An example is the Kingdom’s Headquarters Law, which came into effect on January 1, 2024, and requires foreign companies operating in the Gulf to set up their Middle East headquarters in Riyadh if they want contracts with the Saudi government.
Saudi Arabia’s recently updated investment law also seeks to attract more foreign investment – and has set itself a lofty goal of $100 billion in annual FDI by 2030.
That figure now stands at about $12 billion a year since Vision 2030 was announced in 2017, according to data from the kingdom’s investment ministry — still far from that target.
Some observers in the region question the realism of the $100 billion figure.
“The new investment law is very important to facilitate more FDI, but it remains to be seen whether it will lead to the massive increase and amount of capital required,” one Gulf-based investor told CNBC, speaking on condition of anonymity due to professional restrictions.
Sulaiman confirmed this view, noting that increasing spending on major projects will require higher oil prices to achieve balance in the Saudi budget.
“It remains to be seen whether PIF's domestic investments will deliver the expected returns, especially in a region fraught with instability and oil-dependent budgets facing prolonged periods of low oil prices,” he added.
However, the new law “will improve local business conditions to attract investment from abroad,” James Swanston, MENA economist at Capital Economics, wrote in a recent report.
Investors have long complained that vague and often arbitrary rules prevent them from participating more fully in the Saudi economy. According to the Saudi government, the new law will align the rights and obligations of foreign investors with those of citizens, introduce a simplified registration process to replace licensing requirements, and streamline the judicial process, among other things.
“We have long argued that so-called wasta (which loosely translates to who you know) has been a major deterrent to foreign companies establishing themselves in Saudi Arabia,” Swanston wrote.
He added that stimulating more foreign investment “should also ease the burden recently imposed on the Public Investment Fund to compensate for weak foreign investment in the Kingdom.”
No more “dumb money”
The shift toward greater scrutiny and local priorities is not entirely new—indeed, it has gained greater speed every year.
While many foreign companies have long viewed the Gulf as a source of dumb money, some local investment managers — referring to the stereotype of oil-rich sheikhdoms throwing money at whoever wants it — said investing from the region has become much more sophisticated, uses deeper due diligence and is more selective than in years past.
“It used to be much easier to come in and say, ‘I’m a fund manager from San Francisco, please give me a few million,’” Mark Nassim, a partner and managing director at Dubai-based investment bank Awad Capital, told CNBC in 2023.

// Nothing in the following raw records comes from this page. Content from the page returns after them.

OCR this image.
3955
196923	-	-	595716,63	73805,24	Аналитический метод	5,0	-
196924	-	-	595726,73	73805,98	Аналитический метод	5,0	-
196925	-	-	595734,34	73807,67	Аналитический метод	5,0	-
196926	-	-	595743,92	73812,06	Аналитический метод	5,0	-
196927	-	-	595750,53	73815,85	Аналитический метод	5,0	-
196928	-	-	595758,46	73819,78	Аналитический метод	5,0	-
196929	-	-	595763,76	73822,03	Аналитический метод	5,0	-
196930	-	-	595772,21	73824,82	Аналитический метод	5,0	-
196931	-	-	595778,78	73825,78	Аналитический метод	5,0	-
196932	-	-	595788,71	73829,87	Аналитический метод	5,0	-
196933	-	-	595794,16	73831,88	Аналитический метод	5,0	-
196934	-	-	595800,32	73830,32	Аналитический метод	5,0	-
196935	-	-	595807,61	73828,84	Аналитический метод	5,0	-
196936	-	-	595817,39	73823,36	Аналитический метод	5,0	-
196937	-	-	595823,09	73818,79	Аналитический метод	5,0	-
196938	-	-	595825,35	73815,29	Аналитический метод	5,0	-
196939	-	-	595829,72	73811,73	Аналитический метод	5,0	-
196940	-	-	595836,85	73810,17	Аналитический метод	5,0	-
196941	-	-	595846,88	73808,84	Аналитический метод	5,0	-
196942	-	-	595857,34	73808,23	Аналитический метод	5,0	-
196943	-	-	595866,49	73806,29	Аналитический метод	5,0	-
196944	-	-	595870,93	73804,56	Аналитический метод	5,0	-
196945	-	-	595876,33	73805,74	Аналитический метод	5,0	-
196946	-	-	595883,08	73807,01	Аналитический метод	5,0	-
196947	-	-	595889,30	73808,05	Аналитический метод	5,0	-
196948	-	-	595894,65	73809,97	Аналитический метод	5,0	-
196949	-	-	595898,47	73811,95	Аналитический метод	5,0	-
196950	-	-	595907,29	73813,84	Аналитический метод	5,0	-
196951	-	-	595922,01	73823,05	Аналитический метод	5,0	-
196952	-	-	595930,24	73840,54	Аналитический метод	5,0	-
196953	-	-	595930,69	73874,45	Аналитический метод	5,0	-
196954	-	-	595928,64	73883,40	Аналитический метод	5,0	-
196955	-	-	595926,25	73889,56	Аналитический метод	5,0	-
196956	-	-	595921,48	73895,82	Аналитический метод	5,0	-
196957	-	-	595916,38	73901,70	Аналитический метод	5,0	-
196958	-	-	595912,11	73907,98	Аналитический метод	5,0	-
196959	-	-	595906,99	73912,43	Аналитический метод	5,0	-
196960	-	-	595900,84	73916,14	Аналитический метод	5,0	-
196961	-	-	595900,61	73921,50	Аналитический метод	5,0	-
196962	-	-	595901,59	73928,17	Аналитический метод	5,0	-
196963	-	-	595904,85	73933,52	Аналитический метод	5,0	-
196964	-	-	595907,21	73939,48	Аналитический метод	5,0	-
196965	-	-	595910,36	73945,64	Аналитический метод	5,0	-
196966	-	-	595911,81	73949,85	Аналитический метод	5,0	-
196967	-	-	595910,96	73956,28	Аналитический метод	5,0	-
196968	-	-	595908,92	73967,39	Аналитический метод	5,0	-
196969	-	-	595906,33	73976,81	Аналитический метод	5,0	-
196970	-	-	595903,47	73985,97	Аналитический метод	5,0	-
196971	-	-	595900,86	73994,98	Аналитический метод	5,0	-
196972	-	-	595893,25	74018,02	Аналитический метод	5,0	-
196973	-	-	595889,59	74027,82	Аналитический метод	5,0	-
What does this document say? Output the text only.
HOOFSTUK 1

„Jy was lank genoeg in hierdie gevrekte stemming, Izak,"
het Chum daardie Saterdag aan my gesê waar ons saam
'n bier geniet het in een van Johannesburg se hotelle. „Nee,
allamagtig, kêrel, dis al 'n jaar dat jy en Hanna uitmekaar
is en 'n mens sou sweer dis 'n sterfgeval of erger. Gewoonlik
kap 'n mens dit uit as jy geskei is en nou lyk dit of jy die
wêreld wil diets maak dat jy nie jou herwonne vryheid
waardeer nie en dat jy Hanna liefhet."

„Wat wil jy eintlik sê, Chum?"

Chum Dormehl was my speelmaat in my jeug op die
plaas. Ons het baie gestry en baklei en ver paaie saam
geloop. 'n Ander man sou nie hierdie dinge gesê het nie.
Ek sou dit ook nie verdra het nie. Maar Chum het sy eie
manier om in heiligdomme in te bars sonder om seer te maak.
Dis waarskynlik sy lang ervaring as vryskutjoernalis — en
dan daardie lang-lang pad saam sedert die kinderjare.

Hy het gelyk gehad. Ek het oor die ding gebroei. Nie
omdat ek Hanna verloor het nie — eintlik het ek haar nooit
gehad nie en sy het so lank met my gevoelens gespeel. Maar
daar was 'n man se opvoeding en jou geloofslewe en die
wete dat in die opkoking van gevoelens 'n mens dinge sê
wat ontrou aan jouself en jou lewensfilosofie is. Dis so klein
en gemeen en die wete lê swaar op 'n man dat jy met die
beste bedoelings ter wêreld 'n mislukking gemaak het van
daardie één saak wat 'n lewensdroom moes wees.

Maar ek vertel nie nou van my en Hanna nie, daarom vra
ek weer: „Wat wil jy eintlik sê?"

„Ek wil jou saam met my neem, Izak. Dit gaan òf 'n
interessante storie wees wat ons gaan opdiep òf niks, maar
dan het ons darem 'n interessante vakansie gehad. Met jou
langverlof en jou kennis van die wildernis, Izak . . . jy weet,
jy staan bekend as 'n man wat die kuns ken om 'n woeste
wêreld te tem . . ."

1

“I think a very small minority of them will be able to take money from the region – they are much more selective than before.”
If the kingdom’s priority wasn’t clear to foreign investors before, it is now, added the Gulf-based financier, who asked not to be named.
“The PIF has been focused on attracting investment into Saudi Arabia over the past few years. It took some time for bankers to realise the scope and scale of the transformation. It is all about transforming the economy,” he said.